The origin comes from when the town was surrounded by wild woods and when boars were common in these areas. The tradition having two parts the main part being the presentation of a boar’s head. T. F. Thistleton Dwyer British Popular customs present and past (1975) notes:

“An old tradition existing within the town of Grimsby asserts that every burgess at his admission to the freedom of the borough anciently presented to the mayor a boar’s head, or an equivalent in money when the animal could not be procured.”
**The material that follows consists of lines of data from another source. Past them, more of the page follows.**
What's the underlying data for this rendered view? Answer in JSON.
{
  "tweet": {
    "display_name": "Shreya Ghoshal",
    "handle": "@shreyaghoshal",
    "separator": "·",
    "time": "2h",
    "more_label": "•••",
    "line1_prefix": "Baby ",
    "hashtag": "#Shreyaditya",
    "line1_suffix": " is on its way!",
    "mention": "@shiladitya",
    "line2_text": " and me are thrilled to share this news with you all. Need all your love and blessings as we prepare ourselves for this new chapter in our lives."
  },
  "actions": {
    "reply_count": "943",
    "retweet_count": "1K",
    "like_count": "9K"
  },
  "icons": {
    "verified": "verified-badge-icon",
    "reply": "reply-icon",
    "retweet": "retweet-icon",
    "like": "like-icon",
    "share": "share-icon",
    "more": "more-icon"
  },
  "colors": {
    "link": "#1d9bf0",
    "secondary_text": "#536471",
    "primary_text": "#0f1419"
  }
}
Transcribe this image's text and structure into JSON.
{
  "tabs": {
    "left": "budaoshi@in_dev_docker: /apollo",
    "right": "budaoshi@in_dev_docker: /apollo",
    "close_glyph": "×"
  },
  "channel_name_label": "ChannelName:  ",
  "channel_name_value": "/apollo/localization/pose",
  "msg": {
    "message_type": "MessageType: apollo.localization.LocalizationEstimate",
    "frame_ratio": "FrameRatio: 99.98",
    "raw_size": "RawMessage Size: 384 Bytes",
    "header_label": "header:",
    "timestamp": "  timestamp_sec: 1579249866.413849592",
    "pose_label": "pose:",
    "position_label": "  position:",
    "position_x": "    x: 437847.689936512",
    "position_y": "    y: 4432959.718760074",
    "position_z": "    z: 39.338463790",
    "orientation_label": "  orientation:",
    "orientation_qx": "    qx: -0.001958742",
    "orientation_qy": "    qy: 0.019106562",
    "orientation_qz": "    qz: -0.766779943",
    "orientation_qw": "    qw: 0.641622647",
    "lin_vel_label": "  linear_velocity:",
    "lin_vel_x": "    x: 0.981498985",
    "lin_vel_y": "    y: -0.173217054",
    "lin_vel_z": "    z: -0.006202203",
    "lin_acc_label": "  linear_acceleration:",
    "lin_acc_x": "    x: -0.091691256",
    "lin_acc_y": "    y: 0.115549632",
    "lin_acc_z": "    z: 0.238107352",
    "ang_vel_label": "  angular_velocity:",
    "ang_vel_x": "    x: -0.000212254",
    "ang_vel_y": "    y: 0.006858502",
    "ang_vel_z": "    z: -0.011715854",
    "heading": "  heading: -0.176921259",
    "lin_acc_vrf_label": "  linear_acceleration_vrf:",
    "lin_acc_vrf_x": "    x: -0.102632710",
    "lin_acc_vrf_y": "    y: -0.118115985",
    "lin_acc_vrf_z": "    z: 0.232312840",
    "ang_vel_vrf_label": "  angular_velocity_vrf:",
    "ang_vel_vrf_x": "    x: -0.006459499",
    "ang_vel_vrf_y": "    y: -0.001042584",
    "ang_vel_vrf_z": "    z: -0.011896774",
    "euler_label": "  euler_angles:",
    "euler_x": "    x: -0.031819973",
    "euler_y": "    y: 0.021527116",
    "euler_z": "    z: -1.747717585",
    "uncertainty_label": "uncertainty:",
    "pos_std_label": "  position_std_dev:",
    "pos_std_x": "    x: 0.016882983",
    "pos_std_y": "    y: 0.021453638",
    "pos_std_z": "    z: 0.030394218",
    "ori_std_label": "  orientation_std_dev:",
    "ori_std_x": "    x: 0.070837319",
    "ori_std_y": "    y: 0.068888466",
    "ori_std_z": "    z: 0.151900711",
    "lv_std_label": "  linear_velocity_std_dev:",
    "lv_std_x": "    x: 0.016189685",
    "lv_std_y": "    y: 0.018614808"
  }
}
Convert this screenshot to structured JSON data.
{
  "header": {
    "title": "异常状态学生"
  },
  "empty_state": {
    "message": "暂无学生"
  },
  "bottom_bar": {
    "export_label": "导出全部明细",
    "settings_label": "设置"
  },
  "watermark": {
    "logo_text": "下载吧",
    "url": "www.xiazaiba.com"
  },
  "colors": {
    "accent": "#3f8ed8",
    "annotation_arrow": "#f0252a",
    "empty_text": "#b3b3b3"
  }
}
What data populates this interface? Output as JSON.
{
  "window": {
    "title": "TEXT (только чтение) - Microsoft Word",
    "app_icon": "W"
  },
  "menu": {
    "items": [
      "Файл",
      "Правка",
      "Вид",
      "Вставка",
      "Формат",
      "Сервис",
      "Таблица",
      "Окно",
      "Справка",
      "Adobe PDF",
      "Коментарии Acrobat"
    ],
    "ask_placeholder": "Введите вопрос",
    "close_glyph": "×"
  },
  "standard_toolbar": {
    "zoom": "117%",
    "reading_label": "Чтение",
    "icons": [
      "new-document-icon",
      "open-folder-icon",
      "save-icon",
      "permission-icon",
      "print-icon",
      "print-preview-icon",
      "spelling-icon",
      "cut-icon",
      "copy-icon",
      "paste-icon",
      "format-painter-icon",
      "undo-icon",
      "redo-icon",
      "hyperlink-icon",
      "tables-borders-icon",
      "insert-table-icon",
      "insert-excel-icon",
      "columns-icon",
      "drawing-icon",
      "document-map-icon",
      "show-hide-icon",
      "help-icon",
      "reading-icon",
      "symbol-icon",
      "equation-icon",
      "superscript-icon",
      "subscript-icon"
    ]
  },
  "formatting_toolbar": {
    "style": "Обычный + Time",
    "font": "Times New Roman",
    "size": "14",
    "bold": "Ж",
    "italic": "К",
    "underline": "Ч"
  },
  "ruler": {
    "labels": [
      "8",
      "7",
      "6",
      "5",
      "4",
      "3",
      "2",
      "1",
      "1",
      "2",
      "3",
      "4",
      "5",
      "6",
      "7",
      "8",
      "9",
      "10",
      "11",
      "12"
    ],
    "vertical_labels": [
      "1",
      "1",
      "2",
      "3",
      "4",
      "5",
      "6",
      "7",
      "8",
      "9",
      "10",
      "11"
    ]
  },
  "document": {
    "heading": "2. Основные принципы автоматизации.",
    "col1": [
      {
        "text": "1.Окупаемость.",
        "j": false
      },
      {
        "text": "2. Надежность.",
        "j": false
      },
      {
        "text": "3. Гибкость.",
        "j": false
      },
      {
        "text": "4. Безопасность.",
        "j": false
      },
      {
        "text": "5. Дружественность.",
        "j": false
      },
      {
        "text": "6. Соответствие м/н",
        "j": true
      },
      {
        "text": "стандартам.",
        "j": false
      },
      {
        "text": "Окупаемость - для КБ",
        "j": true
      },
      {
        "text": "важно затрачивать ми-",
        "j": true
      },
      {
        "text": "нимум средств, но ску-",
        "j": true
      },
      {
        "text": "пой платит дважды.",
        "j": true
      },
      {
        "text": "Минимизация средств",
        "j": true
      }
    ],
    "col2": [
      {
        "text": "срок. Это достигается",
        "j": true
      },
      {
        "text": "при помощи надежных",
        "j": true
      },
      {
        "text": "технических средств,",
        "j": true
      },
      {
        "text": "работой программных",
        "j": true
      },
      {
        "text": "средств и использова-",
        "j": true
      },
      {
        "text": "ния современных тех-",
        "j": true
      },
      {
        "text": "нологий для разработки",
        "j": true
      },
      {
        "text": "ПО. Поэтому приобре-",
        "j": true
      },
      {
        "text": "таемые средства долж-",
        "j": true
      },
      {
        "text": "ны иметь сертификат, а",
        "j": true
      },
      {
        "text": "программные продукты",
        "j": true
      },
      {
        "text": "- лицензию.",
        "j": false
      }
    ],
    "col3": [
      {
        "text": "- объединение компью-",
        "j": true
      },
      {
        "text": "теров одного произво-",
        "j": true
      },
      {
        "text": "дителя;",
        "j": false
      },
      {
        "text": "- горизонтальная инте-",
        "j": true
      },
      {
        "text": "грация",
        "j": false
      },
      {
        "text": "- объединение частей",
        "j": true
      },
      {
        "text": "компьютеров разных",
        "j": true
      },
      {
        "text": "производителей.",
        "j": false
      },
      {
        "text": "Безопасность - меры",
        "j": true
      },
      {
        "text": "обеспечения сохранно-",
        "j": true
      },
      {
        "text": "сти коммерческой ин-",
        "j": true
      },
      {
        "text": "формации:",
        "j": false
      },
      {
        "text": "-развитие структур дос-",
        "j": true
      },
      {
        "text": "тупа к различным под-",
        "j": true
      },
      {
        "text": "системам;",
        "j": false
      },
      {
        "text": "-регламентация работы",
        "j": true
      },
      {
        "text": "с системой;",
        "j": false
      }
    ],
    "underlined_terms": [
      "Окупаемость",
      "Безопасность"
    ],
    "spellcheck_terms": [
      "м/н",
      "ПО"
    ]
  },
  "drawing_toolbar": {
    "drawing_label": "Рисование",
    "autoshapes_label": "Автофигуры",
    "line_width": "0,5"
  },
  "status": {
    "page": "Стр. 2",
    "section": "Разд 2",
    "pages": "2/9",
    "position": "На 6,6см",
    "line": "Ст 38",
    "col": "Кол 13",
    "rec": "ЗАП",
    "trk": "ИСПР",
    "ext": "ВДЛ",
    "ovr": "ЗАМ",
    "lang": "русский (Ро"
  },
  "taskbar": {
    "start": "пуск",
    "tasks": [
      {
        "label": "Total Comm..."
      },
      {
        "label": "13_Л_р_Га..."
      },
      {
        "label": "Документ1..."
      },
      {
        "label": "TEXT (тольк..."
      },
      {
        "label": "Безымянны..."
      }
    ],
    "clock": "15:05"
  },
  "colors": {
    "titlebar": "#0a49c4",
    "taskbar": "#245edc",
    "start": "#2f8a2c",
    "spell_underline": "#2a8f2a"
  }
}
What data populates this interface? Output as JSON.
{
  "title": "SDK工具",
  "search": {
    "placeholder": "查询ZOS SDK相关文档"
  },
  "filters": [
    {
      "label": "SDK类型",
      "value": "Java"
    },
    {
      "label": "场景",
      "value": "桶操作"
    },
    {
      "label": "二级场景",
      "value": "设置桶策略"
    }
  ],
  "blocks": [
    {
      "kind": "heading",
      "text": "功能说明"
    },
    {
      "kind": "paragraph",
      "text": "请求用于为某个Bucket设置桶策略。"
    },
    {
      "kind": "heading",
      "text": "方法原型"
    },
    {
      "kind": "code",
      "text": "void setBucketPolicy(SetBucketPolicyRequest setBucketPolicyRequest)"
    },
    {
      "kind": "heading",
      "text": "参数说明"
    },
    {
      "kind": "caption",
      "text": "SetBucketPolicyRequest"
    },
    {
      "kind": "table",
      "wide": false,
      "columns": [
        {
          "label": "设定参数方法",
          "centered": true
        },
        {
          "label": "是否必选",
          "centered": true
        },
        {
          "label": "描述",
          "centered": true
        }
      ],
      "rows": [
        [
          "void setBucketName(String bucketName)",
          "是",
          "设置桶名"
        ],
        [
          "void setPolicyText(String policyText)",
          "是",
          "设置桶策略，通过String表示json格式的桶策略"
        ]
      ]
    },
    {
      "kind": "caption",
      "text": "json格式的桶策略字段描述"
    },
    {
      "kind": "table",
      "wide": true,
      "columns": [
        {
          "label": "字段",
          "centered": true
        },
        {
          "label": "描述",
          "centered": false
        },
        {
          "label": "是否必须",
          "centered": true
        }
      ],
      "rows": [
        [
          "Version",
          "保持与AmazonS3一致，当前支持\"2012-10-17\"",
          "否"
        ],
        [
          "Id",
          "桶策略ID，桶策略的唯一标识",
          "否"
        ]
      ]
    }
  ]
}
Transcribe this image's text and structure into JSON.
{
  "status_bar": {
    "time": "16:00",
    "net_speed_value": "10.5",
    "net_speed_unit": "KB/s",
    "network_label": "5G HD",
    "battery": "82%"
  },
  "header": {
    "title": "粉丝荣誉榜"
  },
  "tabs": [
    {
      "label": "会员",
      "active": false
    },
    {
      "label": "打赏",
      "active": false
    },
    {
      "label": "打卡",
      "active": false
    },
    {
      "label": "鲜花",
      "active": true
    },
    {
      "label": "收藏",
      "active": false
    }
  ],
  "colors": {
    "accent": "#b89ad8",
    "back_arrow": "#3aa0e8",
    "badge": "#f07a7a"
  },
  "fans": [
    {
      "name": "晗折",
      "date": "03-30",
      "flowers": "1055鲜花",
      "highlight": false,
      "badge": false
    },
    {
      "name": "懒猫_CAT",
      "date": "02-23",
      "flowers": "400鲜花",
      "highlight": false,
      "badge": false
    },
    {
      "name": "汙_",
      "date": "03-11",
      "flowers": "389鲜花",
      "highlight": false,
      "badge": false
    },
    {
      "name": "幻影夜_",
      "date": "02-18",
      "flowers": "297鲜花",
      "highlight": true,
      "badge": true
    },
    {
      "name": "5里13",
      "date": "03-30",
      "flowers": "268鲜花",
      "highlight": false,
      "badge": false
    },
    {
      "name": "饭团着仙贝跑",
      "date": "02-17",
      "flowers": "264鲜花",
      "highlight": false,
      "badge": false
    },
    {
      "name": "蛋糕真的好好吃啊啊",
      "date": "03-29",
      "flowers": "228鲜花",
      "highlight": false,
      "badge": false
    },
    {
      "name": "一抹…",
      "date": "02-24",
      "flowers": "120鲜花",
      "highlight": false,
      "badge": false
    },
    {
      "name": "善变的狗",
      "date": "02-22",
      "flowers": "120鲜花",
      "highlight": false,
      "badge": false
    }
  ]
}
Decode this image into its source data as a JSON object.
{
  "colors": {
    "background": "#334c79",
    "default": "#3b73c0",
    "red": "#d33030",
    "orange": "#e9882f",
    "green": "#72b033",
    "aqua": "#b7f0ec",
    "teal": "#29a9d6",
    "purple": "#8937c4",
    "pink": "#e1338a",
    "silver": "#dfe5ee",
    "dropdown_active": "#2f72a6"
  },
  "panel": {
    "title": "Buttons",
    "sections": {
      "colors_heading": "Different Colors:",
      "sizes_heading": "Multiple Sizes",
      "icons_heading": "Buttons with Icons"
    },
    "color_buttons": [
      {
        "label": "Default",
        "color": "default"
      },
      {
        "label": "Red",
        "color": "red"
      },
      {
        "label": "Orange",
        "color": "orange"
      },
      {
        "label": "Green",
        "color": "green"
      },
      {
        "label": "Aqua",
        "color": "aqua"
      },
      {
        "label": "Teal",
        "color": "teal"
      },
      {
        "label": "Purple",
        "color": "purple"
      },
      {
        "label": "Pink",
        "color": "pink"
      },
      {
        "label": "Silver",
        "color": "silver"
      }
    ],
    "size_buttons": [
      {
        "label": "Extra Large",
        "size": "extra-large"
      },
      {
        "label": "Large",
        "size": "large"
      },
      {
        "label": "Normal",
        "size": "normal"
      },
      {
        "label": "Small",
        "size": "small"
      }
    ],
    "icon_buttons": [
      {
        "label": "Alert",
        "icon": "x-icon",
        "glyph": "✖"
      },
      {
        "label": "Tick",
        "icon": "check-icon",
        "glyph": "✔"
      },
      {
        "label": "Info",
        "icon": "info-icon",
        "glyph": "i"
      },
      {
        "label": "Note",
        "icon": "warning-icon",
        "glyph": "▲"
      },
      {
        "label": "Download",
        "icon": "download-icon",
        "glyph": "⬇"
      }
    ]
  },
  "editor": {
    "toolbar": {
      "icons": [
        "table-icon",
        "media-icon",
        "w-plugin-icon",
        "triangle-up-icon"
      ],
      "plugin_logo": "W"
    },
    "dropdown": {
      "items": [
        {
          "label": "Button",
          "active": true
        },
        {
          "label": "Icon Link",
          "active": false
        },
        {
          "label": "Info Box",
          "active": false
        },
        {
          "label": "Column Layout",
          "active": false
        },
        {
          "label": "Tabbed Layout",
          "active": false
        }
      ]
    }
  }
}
Indeed, an 1828 copy of The Gentlemen’s Magazine states that the Mayor of Grimsby would have three boars heads at the table at his feast. Part of the tradition would be to hunt, for it is also recorded that:

“The lord, too, of the adjacent manor of Bradley, it seems, was obliged by his tenure to keep a supply of these animals in his wood for the entertainment of the mayor and burgesses, and an annual hunting match was officially proclaimed on some particular day after the Nativity of the Blessed Virgin. In the midst of these extensive woods the sport was carried on, and seldom did the assembled train fail to bring down a leash of noble boars, which were designed for a public entertainment on the following day. At this feast the newly-elected mayor took his seat at the head of the table, which contained the whole body corporate and the principal gentlemen of the town and neighbourhood.”

When did this custom begin? The coat of arms is 17th century but it may go back to a Viking or Saxon tradition. Interestingly, the last boar in England was said to have hunted in Bradley which may have been for the Mayor of Grimsby.